Police also caught another Red Brigades fugitive, Maurizio Falessi, in the same Cairo swoop Tuesday night. Falessi, 50, was condemned in absentia in 1989 to 11 years imprisonment for the attempted murder of a politician and other crimes.

Algranati and Falessi were about to leave Egypt for an unnamed African country and were traveling with false documents when they were caught. Police immediately flew them to Rome where they are in custody.

The ultra-left Red Brigades urban guerrillas terrorized Italy during the "years of lead" in the 1970s and early 1980s, so-called for the bullets that littered streets after attacks by armed groups from both far-left and far-right.
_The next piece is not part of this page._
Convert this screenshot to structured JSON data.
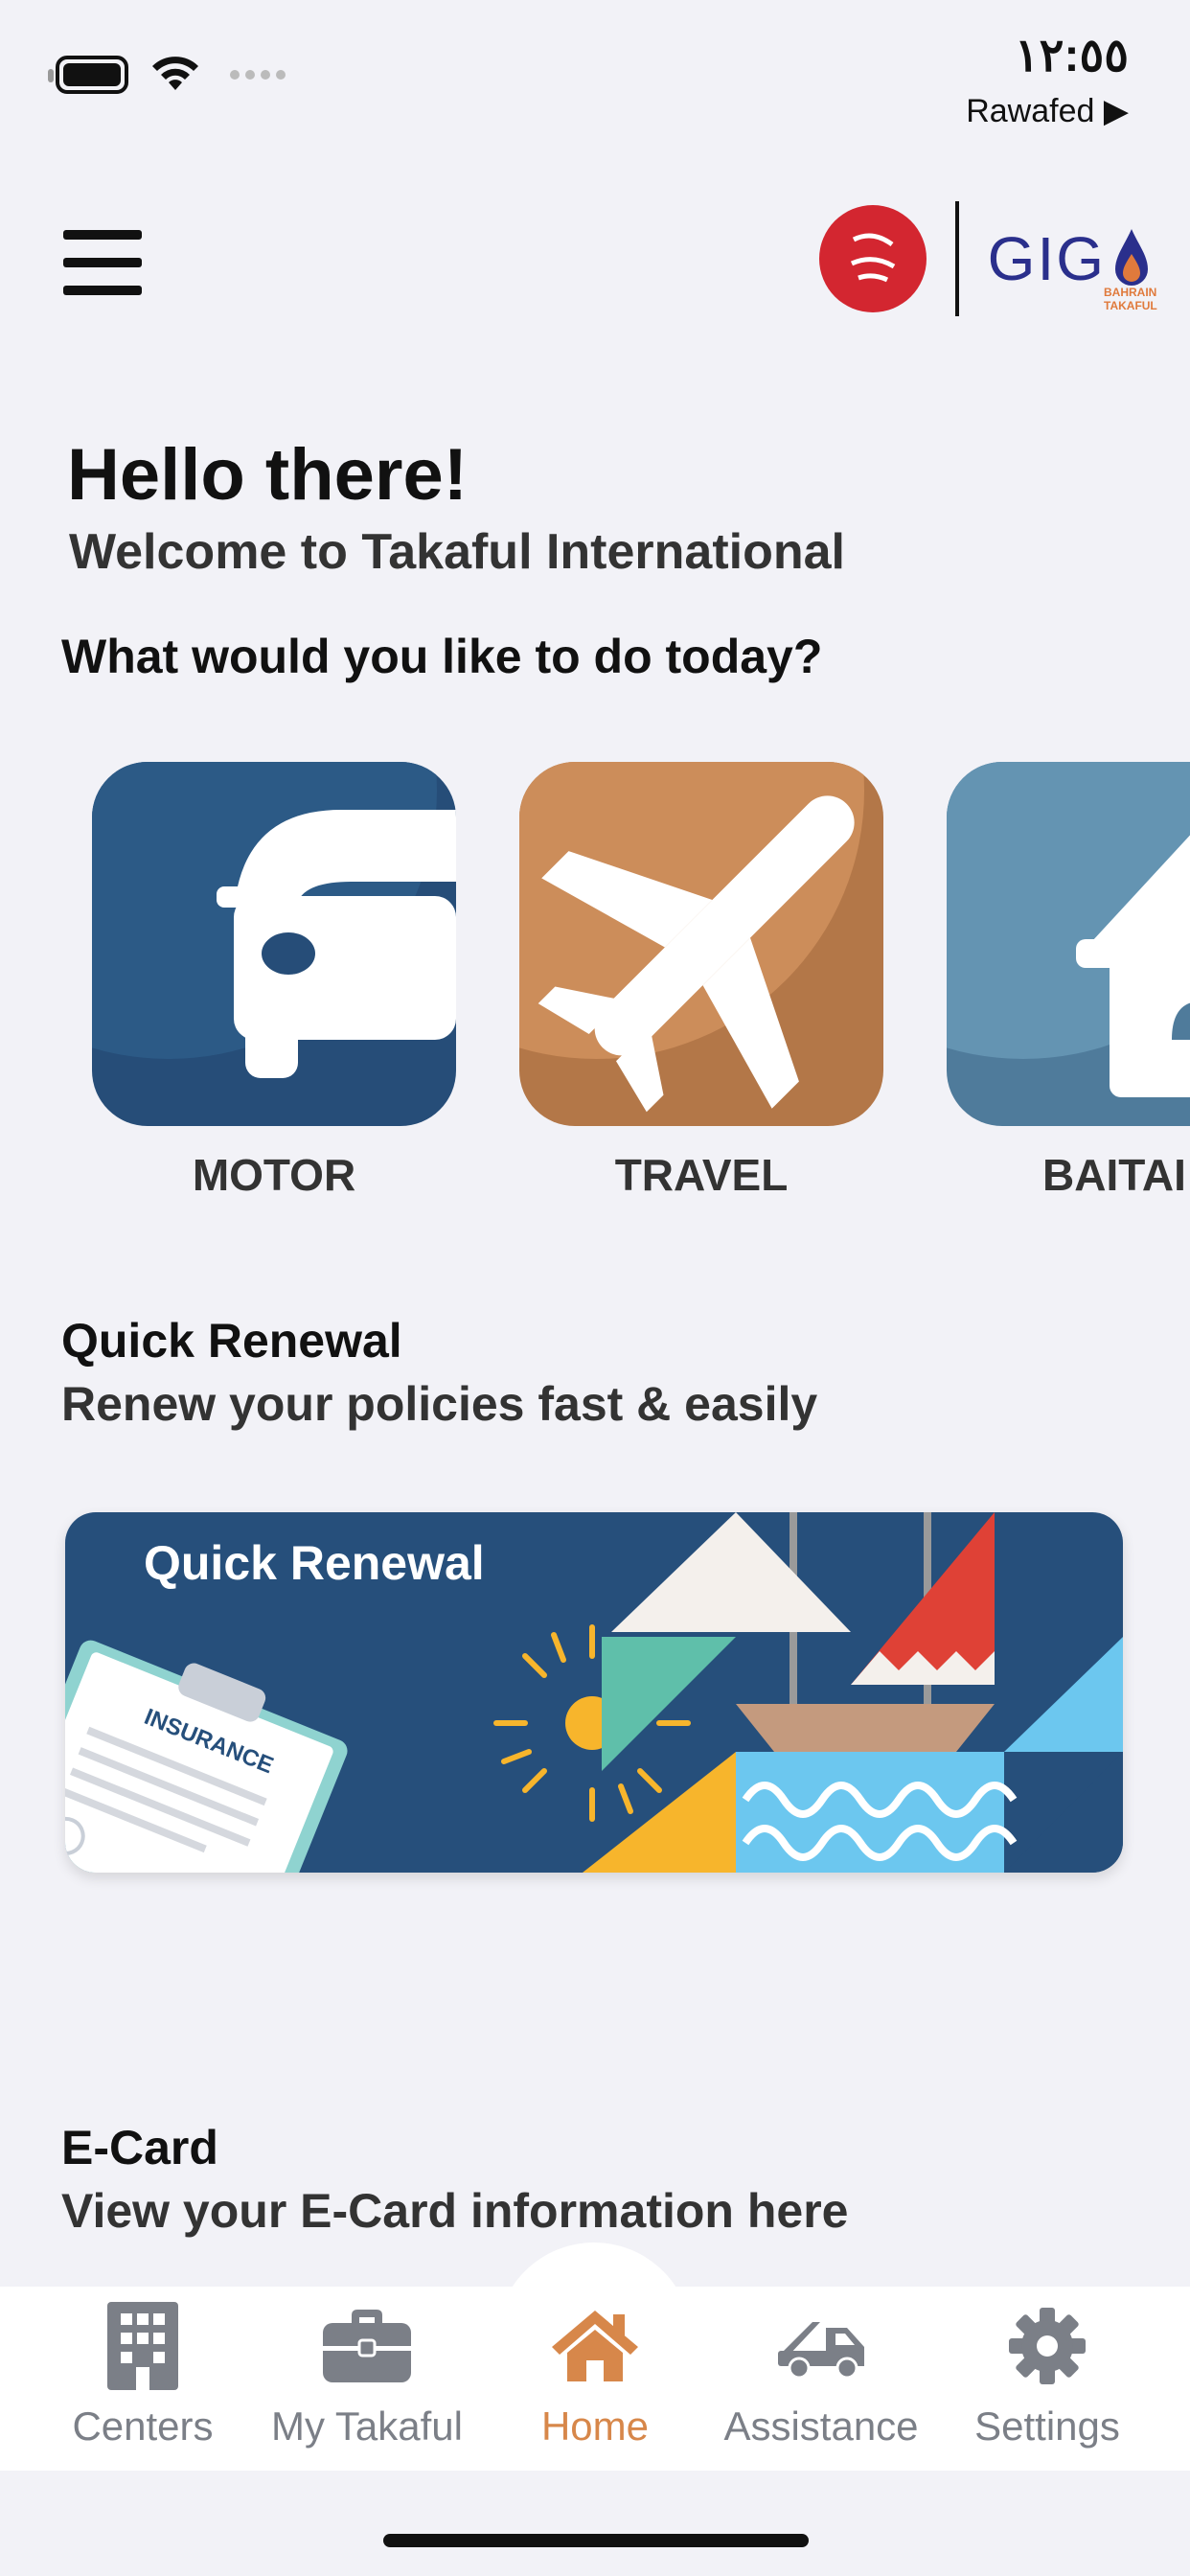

"Twenty years after they went on the run, the state has brought to justice two terrorists whose actions bloodied Italy during the years of lead," Interior Minister Giuseppe Pisanu told reporters.

"Those who, still today, mean to commit political violence, know that sooner or later they will be found by the patient forces of the state and of the law," he said.

Moro, then head of the Christian Democratic party, Italy's largest, was abducted in a street in Rome and four of his bodyguards were killed in the kidnapping.

The Red Brigades held Moro for 55 days in an apartment in Rome before killing him and dumping his body in the boot of a car near the Rome headquarters of the Christian Democrats and Communist parties.

A shadowy organization calling itself the Red Brigades and thought to be a smaller, modern incarnation of the original group claimed responsibility for two political slayings in 1999 and 2000, raising fears of a new era of violence.

Police have this year arrested 12 suspected members of the new Red Brigades and discovered some 220 pounds of explosives in Rome.